Subsequently, in 2005, the division earned its “Department” status and under Johnson’s direction, growth of the program took off. Johnson says the optimistic goal he gave Dr. Karpf at that time was to get UK Orthopaedic Surgery & Sports Medicine ranked in the top 50 programs nationally — a goal achieved after just eight years. Over the last 10 years, the division/department has tripled in size with respect to patient volume, case volume and faculty.

“When I first came, we had one orthopaedic/sports medicine fellow and trained three residents annually,” he said. “Now, each year we train three surgical fellows, two non-surgical fellows, and five residents.”

Johnson himself performs up to 250 ACL repair surgeries per year — more than any other orthopaedic surgeon in the state. He and his team of surgical and non-surgical sports medicine specialists also have the distinction of caring for the University of Kentucky’s SEC athletic teams, including the 8-time national champion mens’ basketball program. Caring for and successfully treating dedicated young athletes is the best part of the job, Johnson says.

“The best thing for me is we get to see these high school and college athletes with injuries — which is typically the lowest point in their life, it’s their ‘first tragedy’ — and then seeing them return to play with a smile on their face,” Johnson said. “Patients come in, we treat them, and then a year later they’re back to doing what they love to do. It’s a very rewarding specialty.”

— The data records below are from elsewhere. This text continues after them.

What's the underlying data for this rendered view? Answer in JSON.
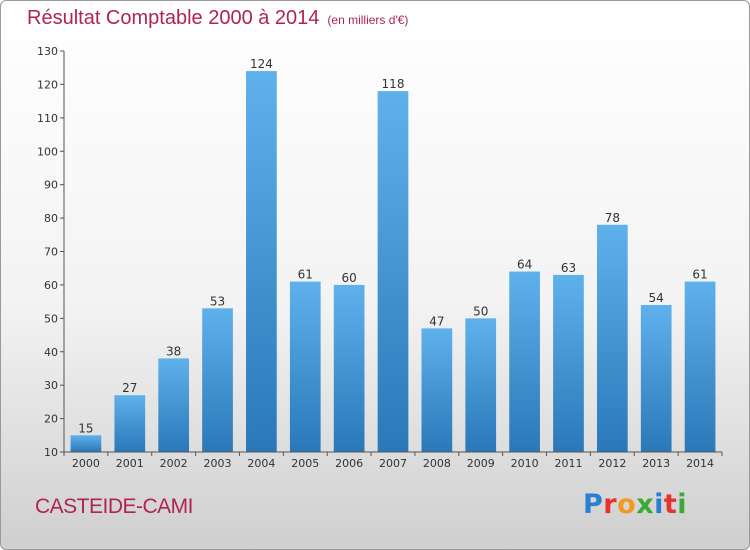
{
  "header": {
    "title": "Résultat Comptable 2000 à 2014",
    "subtitle": "(en milliers d'€)"
  },
  "footer": {
    "commune": "CASTEIDE-CAMI",
    "logo_text": "Proxiti",
    "logo_colors": [
      "#2a7fd0",
      "#e8322e",
      "#f29a1f",
      "#3aa935",
      "#2a7fd0",
      "#e8322e",
      "#3aa935"
    ]
  },
  "chart_data": {
    "type": "bar",
    "title": "Résultat Comptable 2000 à 2014",
    "subtitle": "(en milliers d'€)",
    "categories": [
      "2000",
      "2001",
      "2002",
      "2003",
      "2004",
      "2005",
      "2006",
      "2007",
      "2008",
      "2009",
      "2010",
      "2011",
      "2012",
      "2013",
      "2014"
    ],
    "values": [
      15,
      27,
      38,
      53,
      124,
      61,
      60,
      118,
      47,
      50,
      64,
      63,
      78,
      54,
      61
    ],
    "ylim": [
      10,
      130
    ],
    "yticks": [
      10,
      20,
      30,
      40,
      50,
      60,
      70,
      80,
      90,
      100,
      110,
      120,
      130
    ],
    "grid": false,
    "bar_color_top": "#5fb1ec",
    "bar_color_bottom": "#2a78b8"
  }
}
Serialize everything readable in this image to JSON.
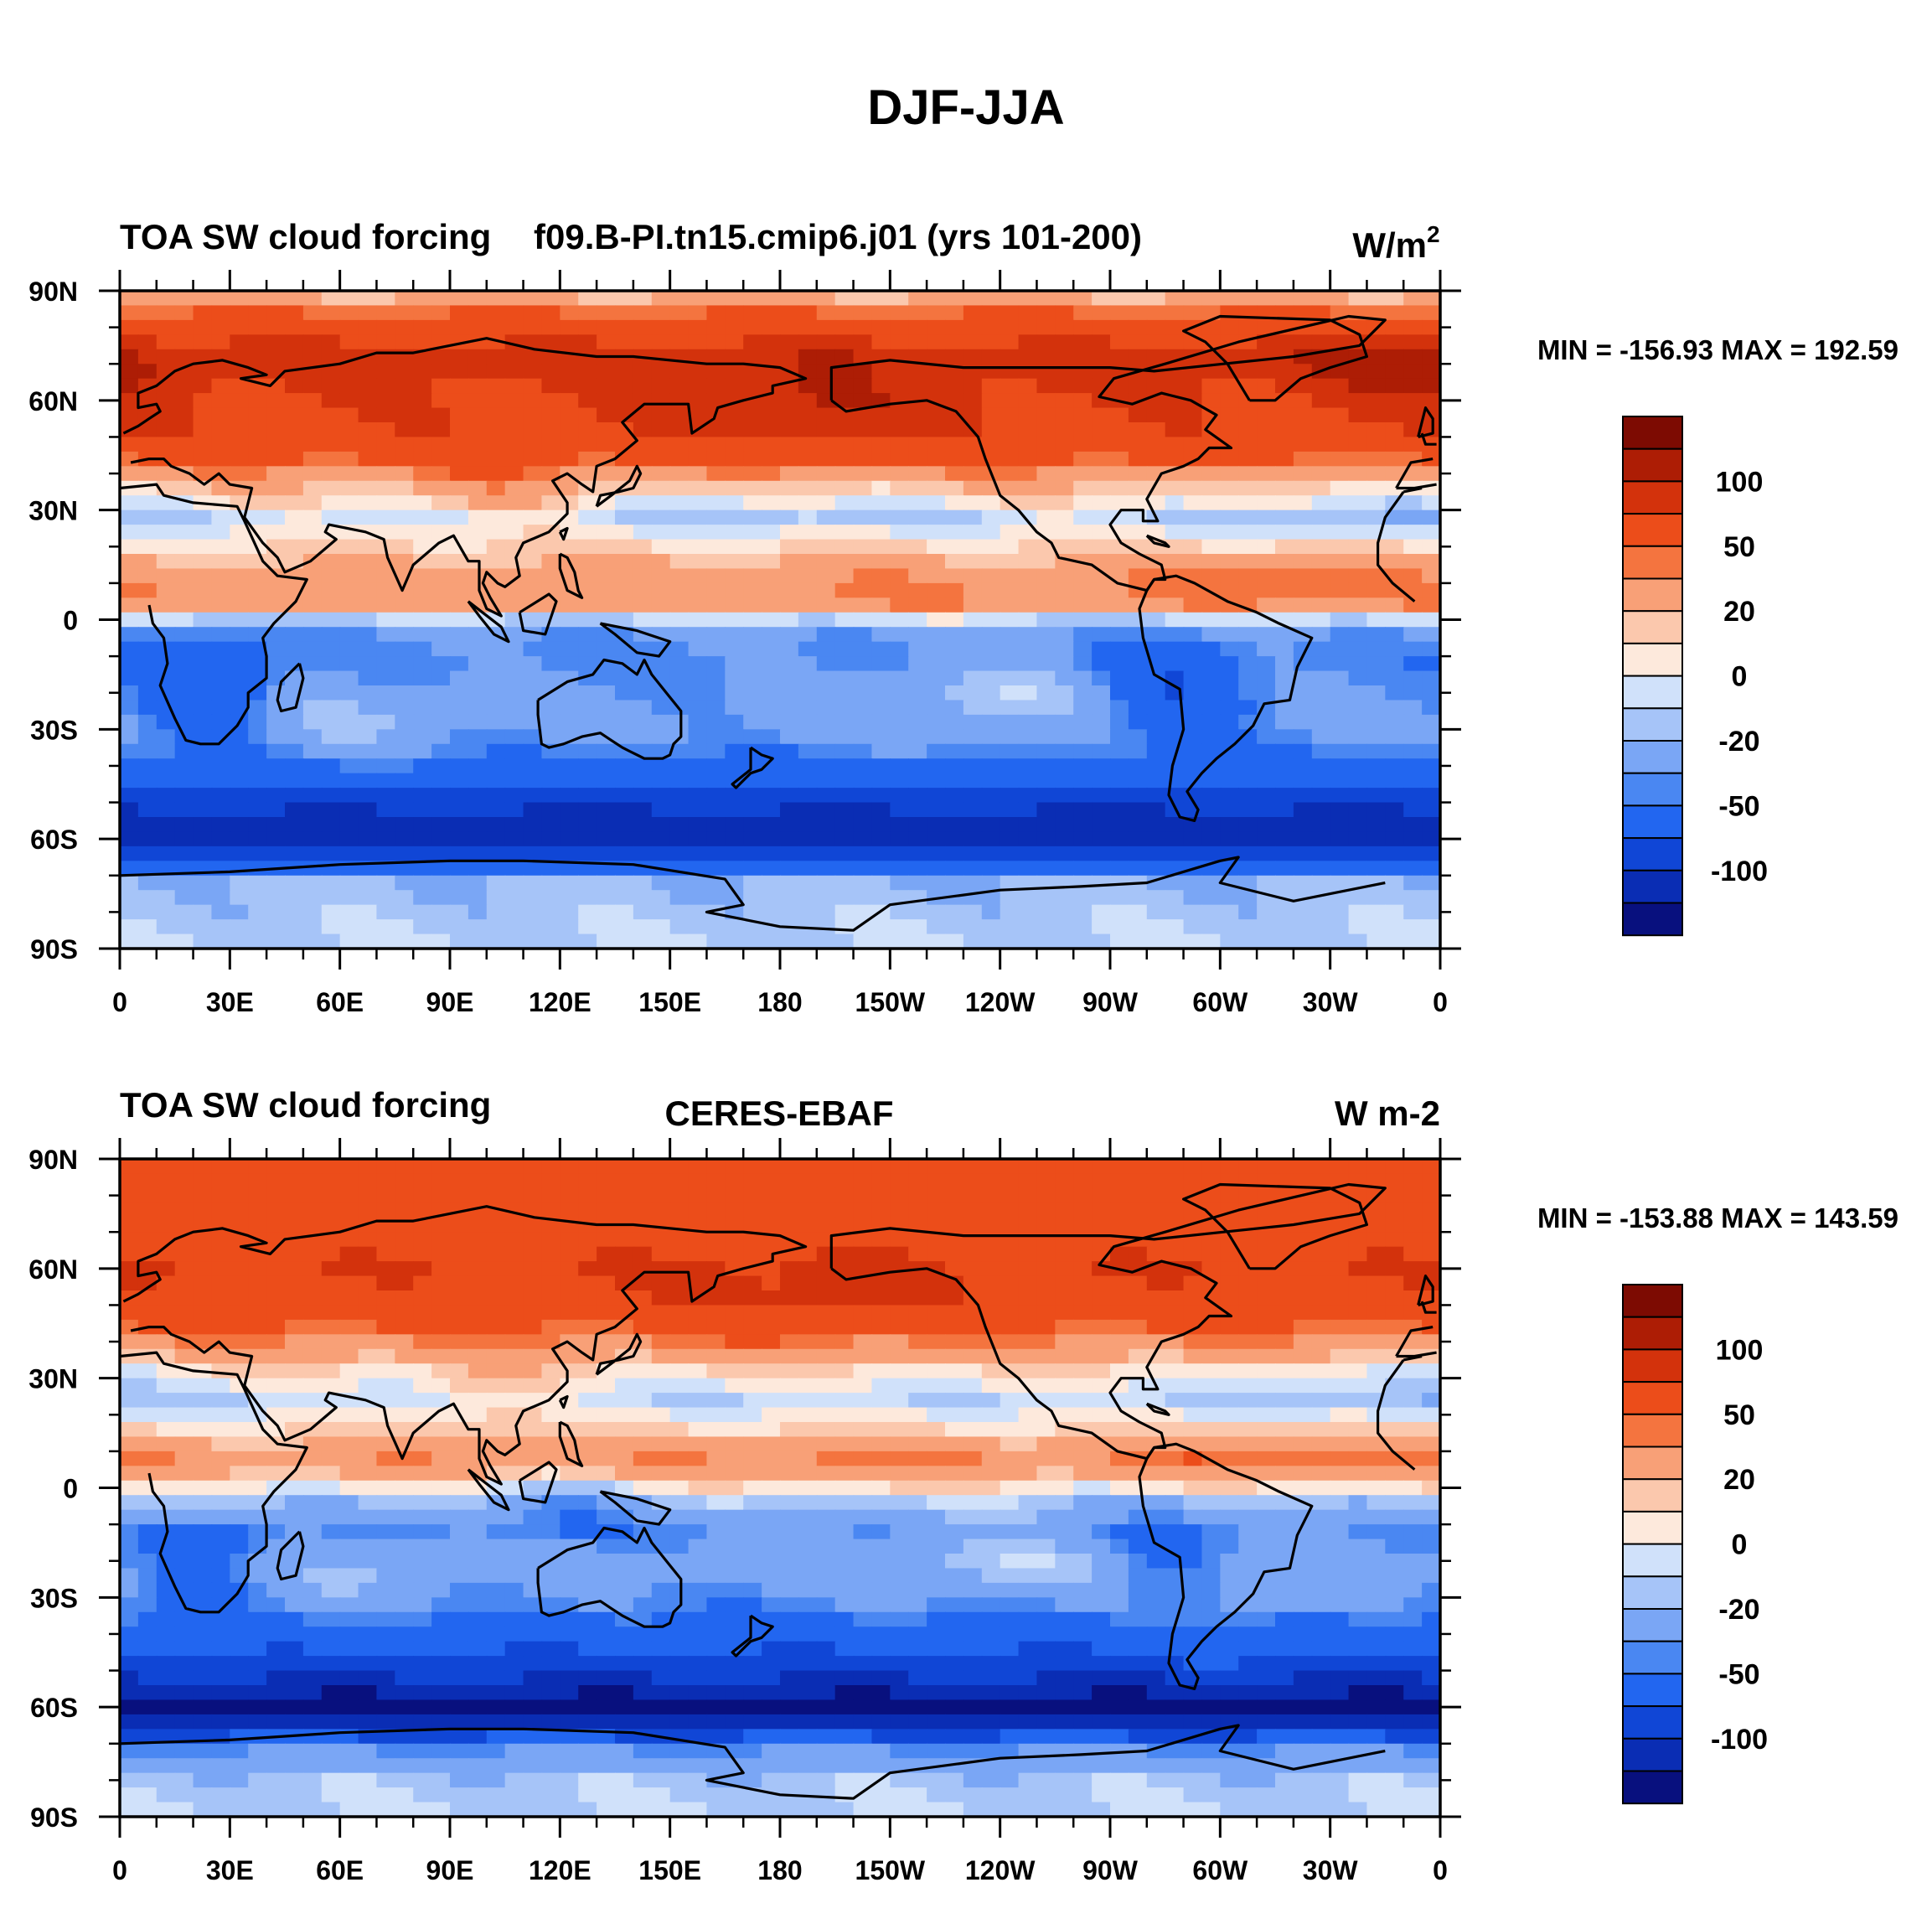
{
  "figure_title": "DJF-JJA",
  "palette": [
    "#08107e",
    "#0a2db4",
    "#1046d6",
    "#2266f0",
    "#4a87f2",
    "#7aa6f5",
    "#a6c4f8",
    "#d0e1fa",
    "#fde9dc",
    "#fbc8ad",
    "#f8a077",
    "#f4743f",
    "#ec4d1a",
    "#d3320c",
    "#ad1d05",
    "#7d0b02"
  ],
  "chart_data": [
    {
      "type": "contour-map",
      "title_left": "TOA SW cloud forcing",
      "title_center": "f09.B-PI.tn15.cmip6.j01 (yrs 101-200)",
      "units": "W/m",
      "units_sup": "2",
      "min_max_text": "MIN = -156.93 MAX = 192.59",
      "min": -156.93,
      "max": 192.59,
      "lat_ticks": [
        "90N",
        "60N",
        "30N",
        "0",
        "30S",
        "60S",
        "90S"
      ],
      "lon_ticks": [
        "0",
        "30E",
        "60E",
        "90E",
        "120E",
        "150E",
        "180",
        "150W",
        "120W",
        "90W",
        "60W",
        "30W",
        "0"
      ],
      "colorbar_labels": [
        "100",
        "50",
        "20",
        "0",
        "-20",
        "-50",
        "-100"
      ],
      "levels": [
        -120,
        -100,
        -80,
        -50,
        -40,
        -20,
        -10,
        0,
        10,
        20,
        40,
        50,
        80,
        100,
        120
      ]
    },
    {
      "type": "contour-map",
      "title_left": "TOA SW cloud forcing",
      "title_center": "CERES-EBAF",
      "units": "W m-2",
      "units_sup": "",
      "min_max_text": "MIN = -153.88 MAX = 143.59",
      "min": -153.88,
      "max": 143.59,
      "lat_ticks": [
        "90N",
        "60N",
        "30N",
        "0",
        "30S",
        "60S",
        "90S"
      ],
      "lon_ticks": [
        "0",
        "30E",
        "60E",
        "90E",
        "120E",
        "150E",
        "180",
        "150W",
        "120W",
        "90W",
        "60W",
        "30W",
        "0"
      ],
      "colorbar_labels": [
        "100",
        "50",
        "20",
        "0",
        "-20",
        "-50",
        "-100"
      ],
      "levels": [
        -120,
        -100,
        -80,
        -50,
        -40,
        -20,
        -10,
        0,
        10,
        20,
        40,
        50,
        80,
        100,
        120
      ]
    }
  ]
}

Though his job and raising three children with Nancy has kept him busy, Johnson says he tries to find time to fit in some of his favorite pasttimes — golf, fly fishing, hunting. But one of his favorite ‘hobbies’ is educating others on the field of orthopaedics and sports medicine. He serves on many national committees, including the American Orthopedic Society for Sports Medicine, Southern Orthopedic Association Board of Directors, Arthroscopy Association of North America, and American Orthopaedic Association. Additionally, he has presented at multiple national and international meetings on varied complex topics related to knee and shoulder problems in the athletically active.

“I’m an academic orthopaedic surgeon who enjoys clinical work,” he said. “I travel a lot, go to meetings, speaking about surgery. That, to me, is fun, and I love it. Being an academic physician and having the opportunity to educate other physicians is a passion of mine.”